Barnett embellished his tax protest by accusing the Australian Government and other States of “stealing money from WA and spreading it amongst themselves”.
In a sense, he’s right. But, more importantly he has identified the issue which will do more than anything else to slow economic development across Australia, and produce a cash crisis for Canberra.
Tax is the issue, and with the Australian Government desperate to try and keep its promise of a budget surplus next financial year it is determined to squeeze every possible dollar out of the States, and the Australian business community, to achieve its goal ahead of next year’s national election.
GST is Barnett’s specific complaint, but the issue which has probably caused the biggest scare in Canberra is the realisation that its second attempt at a super tax on mining, the Mineral Resources Rent Tax (MRRT) is shaping as a disaster.
Two immediate problems have hit the MRRT.
The first is that volumes of coal exports are down thanks to continued heavy rain and industrial action in Queensland with the world’s biggest coking coal exporter, the BHP Mitsubishi Alliance (BMA), declaring “force majeure” – a legal declaration that events beyond its control make it impossible to fulfil contracts.
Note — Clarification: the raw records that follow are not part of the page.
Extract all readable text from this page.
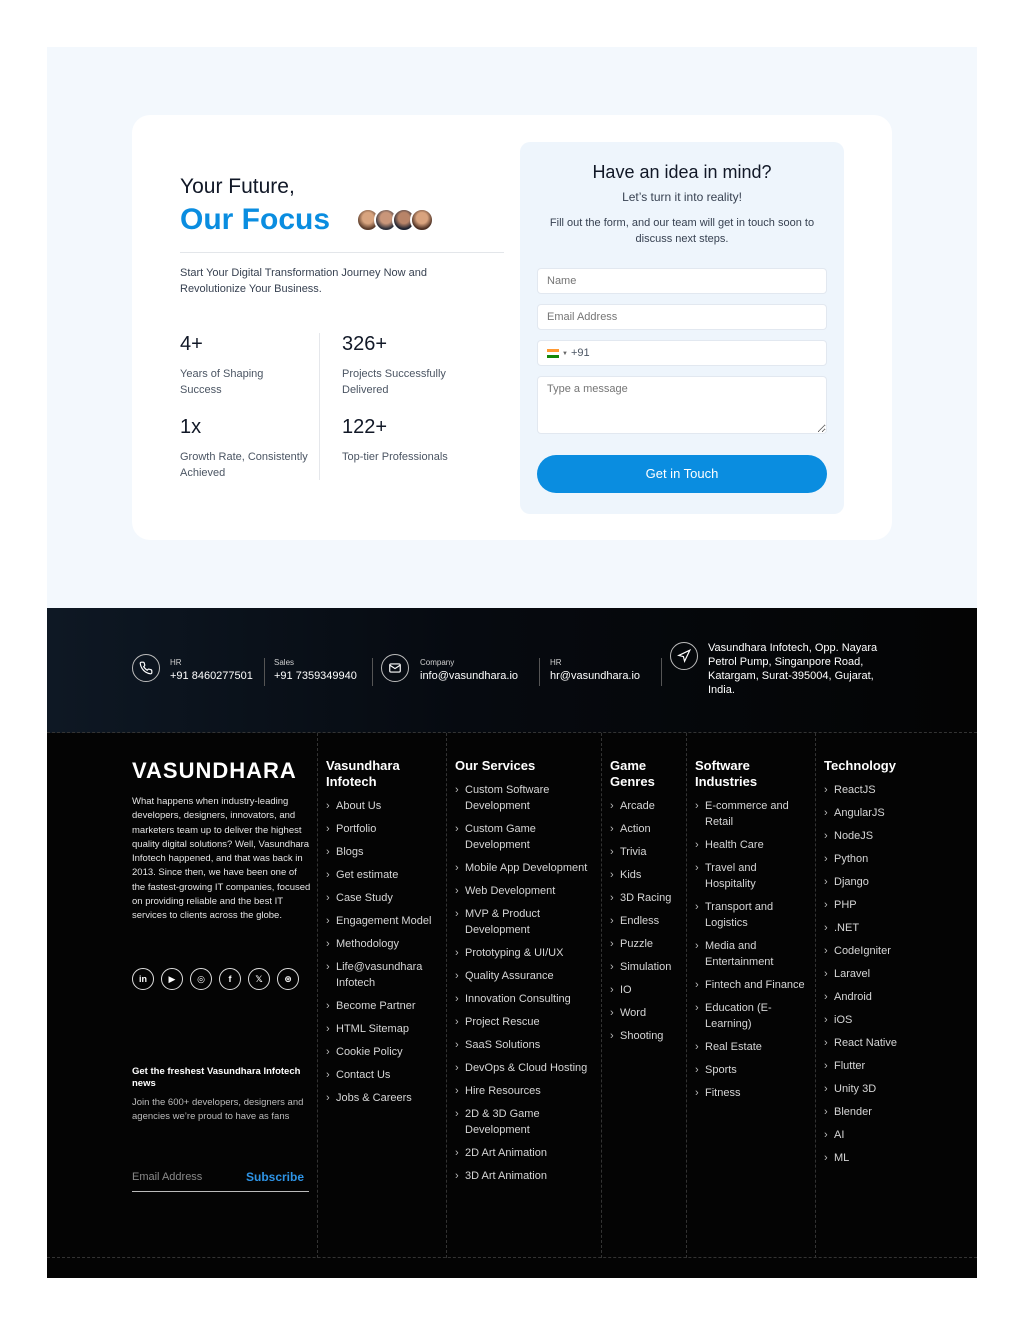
Your Future,
Our Focus
Start Your Digital Transformation Journey Now and Revolutionize Your Business.
4+
Years of Shaping Success
326+
Projects Successfully Delivered
1x
Growth Rate, Consistently Achieved
122+
Top-tier Professionals
Have an idea in mind?
Let’s turn it into reality!
Fill out the form, and our team will get in touch soon to discuss next steps.
Name
Email Address
▼ +91
Type a message
Get in Touch
HR
+91 8460277501
Sales
+91 7359349940
Company
info@vasundhara.io
HR
hr@vasundhara.io
Vasundhara Infotech, Opp. Nayara Petrol Pump, Singanpore Road, Katargam, Surat-395004, Gujarat, India.
VASUNDHARA
What happens when industry-leading developers, designers, innovators, and marketers team up to deliver the highest quality digital solutions? Well, Vasundhara Infotech happened, and that was back in 2013. Since then, we have been one of the fastest-growing IT companies, focused on providing reliable and the best IT services to clients across the globe.
in	▶	◎	f	𝕏	⊛
Get the freshest Vasundhara Infotech news
Join the 600+ developers, designers and agencies we’re proud to have as fans
Email Address	Subscribe
Vasundhara Infotech
› About Us
› Portfolio
› Blogs
› Get estimate
› Case Study
› Engagement Model
› Methodology
› Life@vasundhara Infotech
› Become Partner
› HTML Sitemap
› Cookie Policy
› Contact Us
› Jobs & Careers
Our Services
› Custom Software Development
› Custom Game Development
› Mobile App Development
› Web Development
› MVP & Product Development
› Prototyping & UI/UX
› Quality Assurance
› Innovation Consulting
› Project Rescue
› SaaS Solutions
› DevOps & Cloud Hosting
› Hire Resources
› 2D & 3D Game Development
› 2D Art Animation
› 3D Art Animation
Game Genres
› Arcade
› Action
› Trivia
› Kids
› 3D Racing
› Endless
› Puzzle
› Simulation
› IO
› Word
› Shooting
Software Industries
› E-commerce and Retail
› Health Care
› Travel and Hospitality
› Transport and Logistics
› Media and Entertainment
› Fintech and Finance
› Education (E-Learning)
› Real Estate
› Sports
› Fitness
Technology
› ReactJS
› AngularJS
› NodeJS
› Python
› Django
› PHP
› .NET
› CodeIgniter
› Laravel
› Android
› iOS
› React Native
› Flutter
› Unity 3D
› Blender
› AI
› ML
The second is that prices for coal and iron ore have fallen over the past year, and look like they could continue falling as global economic growth sputters.
It is the second issue which will be causing panic in Canberra, particularly among the boffins in Treasury who designed the mining super tax, both in its original and revised form.
What they did, and it could one day be seen as the biggest policy mistake in Australia’s history, was to base the MRRT on profits rather than revenue, and then promote the tax on the basis the boom would last forever.
At the time of launch, the super tax was hailed as a way for Australian taxpayers to share in the boom-time profits of the mining industry. The problem with that claim is that a tax based on sharing the profits also means an opportunity to share the losses.
Australia’s big miners, the current target of the MRRT, are still handsomely profitable, but not to the extent envisaged by Treasury, and potentially far below what Treasury expected after the miners write down their profits using depreciation and other allowances.
It is the hole in the MRRT which has caused Canberra to plan yet another change to the structure of the tax in next month’s budget.
But, tinkering at the edges of the mining tax will do nothing to repair the fundamental flaw of attaching the tax to profits, a mistake which State Governments have avoided for decades by taking their royalties from revenue, leaving the tricky question of profit for someone else to work out.
Barnett’s threat to “leave the minerals in the ground” is simply the latest protest at the tax mess created by Canberra’s frantic dash to raise revenue in any way it can in an attempt to replenish an empty treasury caused by five years of poor spending control.